What changes when data is organized around the asset

The shift that changes this dynamic is architectural: organizing data around the asset rather than around the source system. That means the machine becomes the primary reference point in the data model. Its configuration history, software versions, sensor data, alarm history, maintenance interventions, and operational context are all connected to the same asset identity, regardless of which system originally produced them.

For a service engineer, that changes the workflow from a multi-system search to a single starting point. The investigation begins with the machine. The relevant context, configuration state, recent events, operational history, is already structured around that asset and immediately accessible. The question shifts from "where can I find the data for this machine?" to "what does this event sequence tell me about the fault?"

Capture organizes industrial data from different sources around assets and events within a shared operational model.
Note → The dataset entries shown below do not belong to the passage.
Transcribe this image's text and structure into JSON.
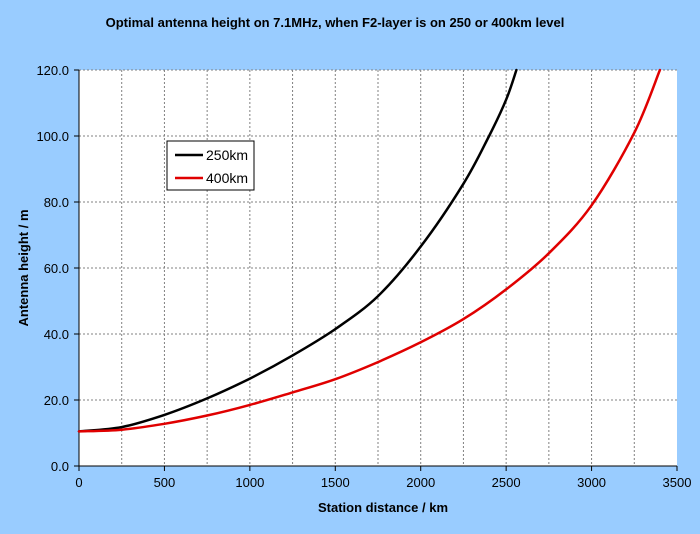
{
  "chart_data": {
    "type": "line",
    "title": "Optimal antenna height on 7.1MHz, when F2-layer is on 250 or 400km level",
    "xlabel": "Station distance  / km",
    "ylabel": "Antenna  height  / m",
    "xlim": [
      0,
      3500
    ],
    "ylim": [
      0,
      120
    ],
    "x_ticks": [
      0,
      500,
      1000,
      1500,
      2000,
      2500,
      3000,
      3500
    ],
    "x_tick_labels": [
      "0",
      "500",
      "1000",
      "1500",
      "2000",
      "2500",
      "3000",
      "3500"
    ],
    "y_ticks": [
      0,
      20,
      40,
      60,
      80,
      100,
      120
    ],
    "y_tick_labels": [
      "0.0",
      "20.0",
      "40.0",
      "60.0",
      "80.0",
      "100.0",
      "120.0"
    ],
    "x_minor_step": 250,
    "grid": true,
    "legend_position": "upper-left",
    "colors": {
      "background": "#99ccff",
      "plot_area": "#ffffff",
      "grid": "#808080"
    },
    "series": [
      {
        "name": "250km",
        "color": "#000000",
        "x": [
          0,
          250,
          500,
          750,
          1000,
          1250,
          1500,
          1750,
          2000,
          2250,
          2400,
          2500,
          2560
        ],
        "y": [
          10.5,
          11.8,
          15.5,
          20.5,
          26.5,
          33.5,
          41.5,
          51.5,
          66.5,
          85.5,
          100,
          111,
          120
        ]
      },
      {
        "name": "400km",
        "color": "#e00000",
        "x": [
          0,
          250,
          500,
          750,
          1000,
          1250,
          1500,
          1750,
          2000,
          2250,
          2500,
          2750,
          3000,
          3250,
          3400
        ],
        "y": [
          10.5,
          11.0,
          12.8,
          15.3,
          18.5,
          22.3,
          26.3,
          31.5,
          37.5,
          44.5,
          53.5,
          64.5,
          79,
          101,
          120
        ]
      }
    ]
  }
}
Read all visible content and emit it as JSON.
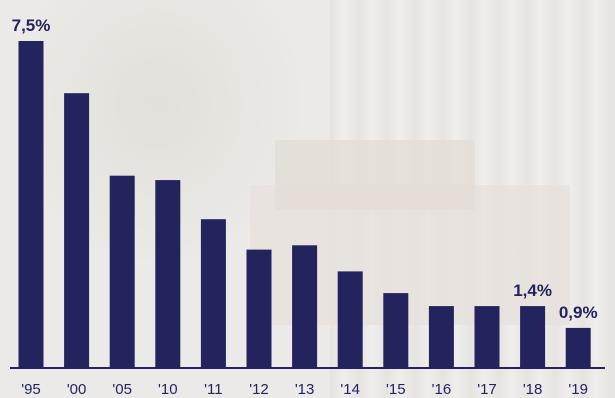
{
  "chart_data": {
    "type": "bar",
    "title": "",
    "xlabel": "",
    "ylabel": "",
    "categories": [
      "'95",
      "'00",
      "'05",
      "'10",
      "'11",
      "'12",
      "'13",
      "'14",
      "'15",
      "'16",
      "'17",
      "'18",
      "'19"
    ],
    "values": [
      7.5,
      6.3,
      4.4,
      4.3,
      3.4,
      2.7,
      2.8,
      2.2,
      1.7,
      1.4,
      1.4,
      1.4,
      0.9
    ],
    "data_labels": [
      {
        "index": 0,
        "text": "7,5%"
      },
      {
        "index": 11,
        "text": "1,4%"
      },
      {
        "index": 12,
        "text": "0,9%"
      }
    ],
    "ylim": [
      0,
      7.5
    ],
    "grid": false,
    "legend": "none",
    "colors": {
      "bar": "#23235e",
      "background": "#eceae8"
    }
  }
}
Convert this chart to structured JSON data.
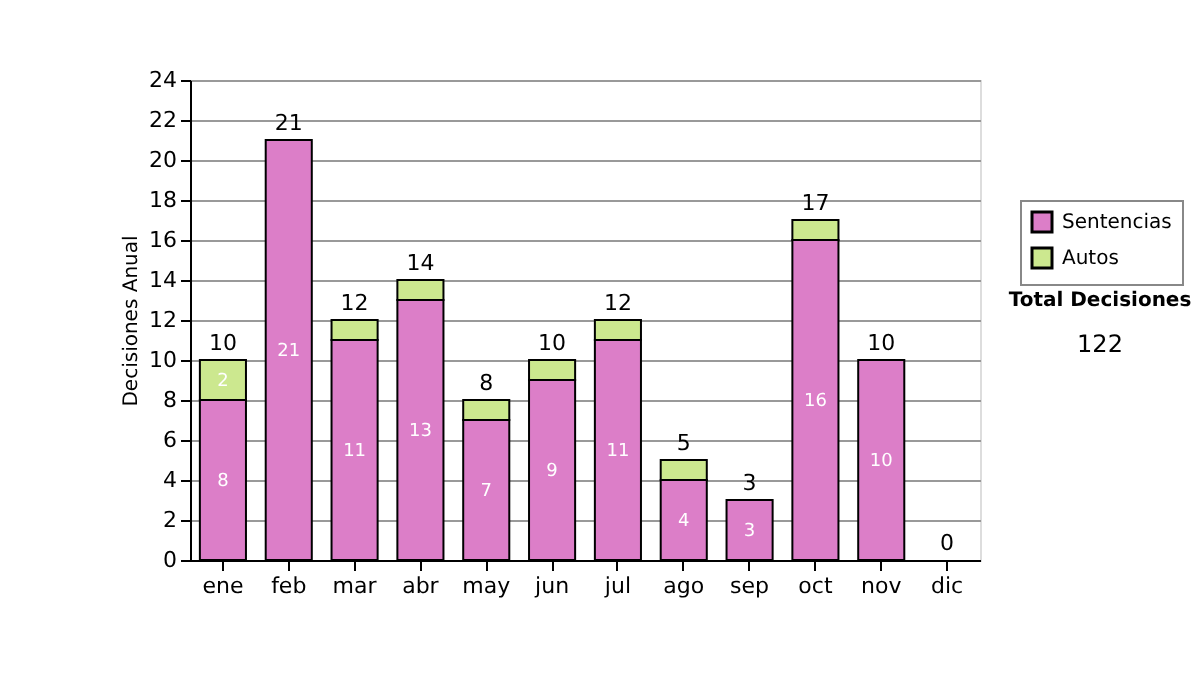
{
  "chart_data": {
    "type": "bar",
    "stacked": true,
    "ylabel": "Decisiones Anual",
    "categories": [
      "ene",
      "feb",
      "mar",
      "abr",
      "may",
      "jun",
      "jul",
      "ago",
      "sep",
      "oct",
      "nov",
      "dic"
    ],
    "series": [
      {
        "name": "Sentencias",
        "color": "#dc7ec8",
        "values": [
          8,
          21,
          11,
          13,
          7,
          9,
          11,
          4,
          3,
          16,
          10,
          0
        ],
        "value_labels": [
          "8",
          "21",
          "11",
          "13",
          "7",
          "9",
          "11",
          "4",
          "3",
          "16",
          "10",
          null
        ]
      },
      {
        "name": "Autos",
        "color": "#cce88f",
        "values": [
          2,
          0,
          1,
          1,
          1,
          1,
          1,
          1,
          0,
          1,
          0,
          0
        ],
        "value_labels": [
          "2",
          null,
          null,
          null,
          null,
          null,
          null,
          null,
          null,
          null,
          null,
          null
        ]
      }
    ],
    "totals": [
      "10",
      "21",
      "12",
      "14",
      "8",
      "10",
      "12",
      "5",
      "3",
      "17",
      "10",
      "0"
    ],
    "ylim": [
      0,
      24
    ],
    "yticks": [
      0,
      2,
      4,
      6,
      8,
      10,
      12,
      14,
      16,
      18,
      20,
      22,
      24
    ],
    "grid": "y",
    "legend": "right",
    "annotations": [
      "Total Decisiones",
      "122"
    ]
  }
}
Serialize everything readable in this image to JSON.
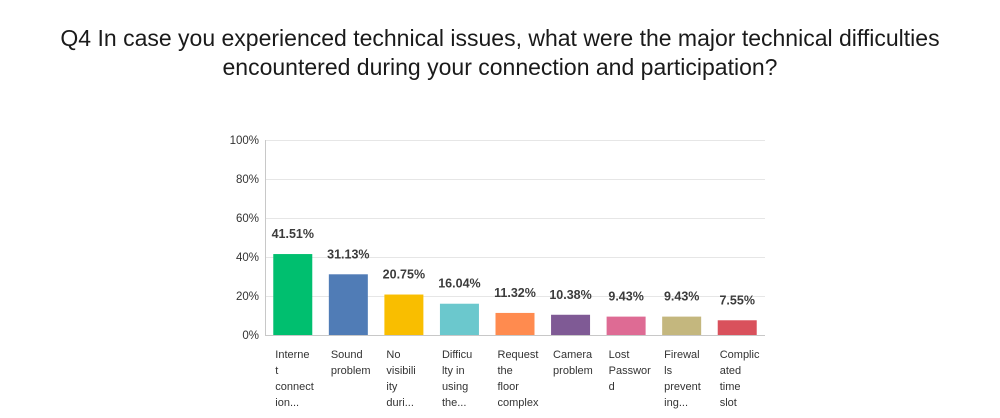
{
  "title_lines": [
    "Q4 In case you experienced technical issues, what were the major technical difficulties",
    "encountered during your connection and participation?"
  ],
  "chart_data": {
    "type": "bar",
    "title": "Q4 In case you experienced technical issues, what were the major technical difficulties encountered during your connection and participation?",
    "categories": [
      "Internet connection...",
      "Sound problem",
      "No visibility duri...",
      "Difficulty in using the...",
      "Request the floor complex",
      "Camera problem",
      "Lost Password",
      "Firewalls preventing...",
      "Complicated time slot"
    ],
    "category_lines": [
      [
        "Interne",
        "t",
        "connect",
        "ion..."
      ],
      [
        "Sound",
        "problem"
      ],
      [
        "No",
        "visibili",
        "ity",
        "duri..."
      ],
      [
        "Difficu",
        "lty in",
        "using",
        "the..."
      ],
      [
        "Request",
        "the",
        "floor",
        "complex"
      ],
      [
        "Camera",
        "problem"
      ],
      [
        "Lost",
        "Passwor",
        "d"
      ],
      [
        "Firewal",
        "ls",
        "prevent",
        "ing..."
      ],
      [
        "Complic",
        "ated",
        "time",
        "slot"
      ]
    ],
    "values": [
      41.51,
      31.13,
      20.75,
      16.04,
      11.32,
      10.38,
      9.43,
      9.43,
      7.55
    ],
    "value_labels": [
      "41.51%",
      "31.13%",
      "20.75%",
      "16.04%",
      "11.32%",
      "10.38%",
      "9.43%",
      "9.43%",
      "7.55%"
    ],
    "colors": [
      "#00bf6f",
      "#507cb6",
      "#f9be00",
      "#6bc8cd",
      "#ff8b4f",
      "#7f5a95",
      "#de6b94",
      "#c4b77e",
      "#d9515c"
    ],
    "yticks": [
      "0%",
      "20%",
      "40%",
      "60%",
      "80%",
      "100%"
    ],
    "ylim": [
      0,
      100
    ],
    "grid": true,
    "legend": "none"
  }
}
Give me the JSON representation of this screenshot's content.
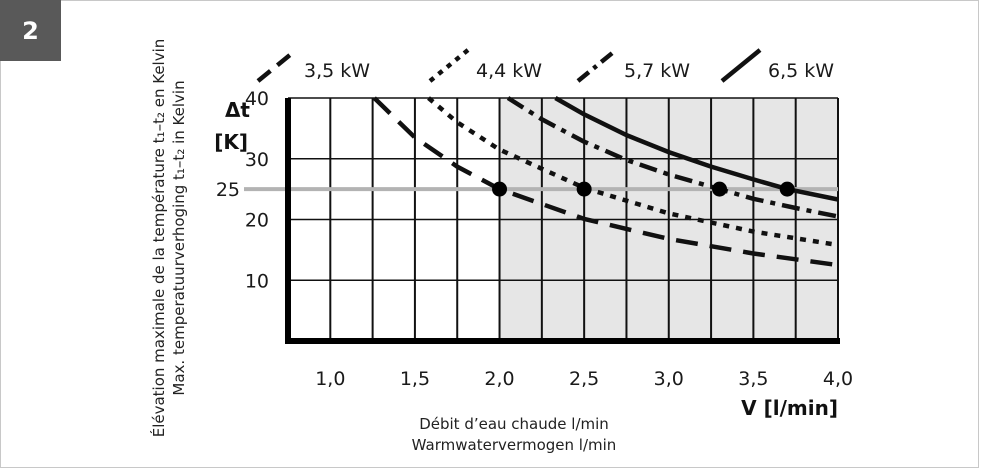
{
  "figure": {
    "number": "2"
  },
  "side_labels": [
    "Élévation maximale de la température t₁–t₂ en Kelvin",
    "Max. temperatuurverhoging t₁–t₂ in Kelvin"
  ],
  "caption": [
    "Débit d’eau chaude l/min",
    "Warmwatervermogen l/min"
  ],
  "colors": {
    "curve": "#111111",
    "grid": "#111111",
    "shaded": "#e6e6e6",
    "reference_line": "#b3b3b3",
    "badge": "#595959"
  },
  "chart_data": {
    "type": "line",
    "title": "",
    "ylabel_lines": [
      "Δt",
      "[K]"
    ],
    "xlabel": "V [l/min]",
    "xlim": [
      0.75,
      4.0
    ],
    "ylim": [
      0,
      40
    ],
    "x_ticks": [
      "1,0",
      "1,5",
      "2,0",
      "2,5",
      "3,0",
      "3,5",
      "4,0"
    ],
    "x_tick_values": [
      1.0,
      1.5,
      2.0,
      2.5,
      3.0,
      3.5,
      4.0
    ],
    "y_ticks": [
      "10",
      "20",
      "30",
      "40"
    ],
    "y_tick_values": [
      10,
      20,
      30,
      40
    ],
    "reference_line": {
      "value": 25,
      "label": "25"
    },
    "shaded_range": [
      2.0,
      4.0
    ],
    "grid": true,
    "legend_position": "top",
    "series": [
      {
        "name": "3,5 kW",
        "dash": "dashed",
        "x": [
          1.26,
          1.5,
          1.75,
          2.0,
          2.5,
          3.0,
          3.5,
          4.0
        ],
        "y": [
          40.0,
          33.5,
          28.7,
          25.0,
          20.1,
          16.8,
          14.4,
          12.5
        ]
      },
      {
        "name": "4,4 kW",
        "dash": "dotted",
        "x": [
          1.58,
          1.75,
          2.0,
          2.5,
          3.0,
          3.5,
          4.0
        ],
        "y": [
          40.0,
          36.0,
          31.5,
          25.2,
          21.0,
          18.0,
          15.8
        ]
      },
      {
        "name": "5,7 kW",
        "dash": "dashdot",
        "x": [
          2.05,
          2.25,
          2.5,
          2.75,
          3.0,
          3.3,
          3.5,
          3.75,
          4.0
        ],
        "y": [
          40.0,
          36.5,
          32.8,
          29.8,
          27.4,
          25.0,
          23.4,
          21.9,
          20.5
        ]
      },
      {
        "name": "6,5 kW",
        "dash": "solid",
        "x": [
          2.33,
          2.5,
          2.75,
          3.0,
          3.25,
          3.5,
          3.7,
          4.0
        ],
        "y": [
          40.0,
          37.3,
          33.9,
          31.1,
          28.7,
          26.6,
          25.0,
          23.3
        ]
      }
    ],
    "markers": [
      {
        "x": 2.0,
        "y": 25
      },
      {
        "x": 2.5,
        "y": 25
      },
      {
        "x": 3.3,
        "y": 25
      },
      {
        "x": 3.7,
        "y": 25
      }
    ]
  }
}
For OEMs managing a distributed installed base, that means service engineers work from one coherent context per machine rather than assembling fragments from separate systems before each investigation. The time currently lost to searching for data becomes time available for understanding what the data means. In service, that difference directly affects response time, diagnostic accuracy, and the organization's ability to learn from incidents across the entire installed base.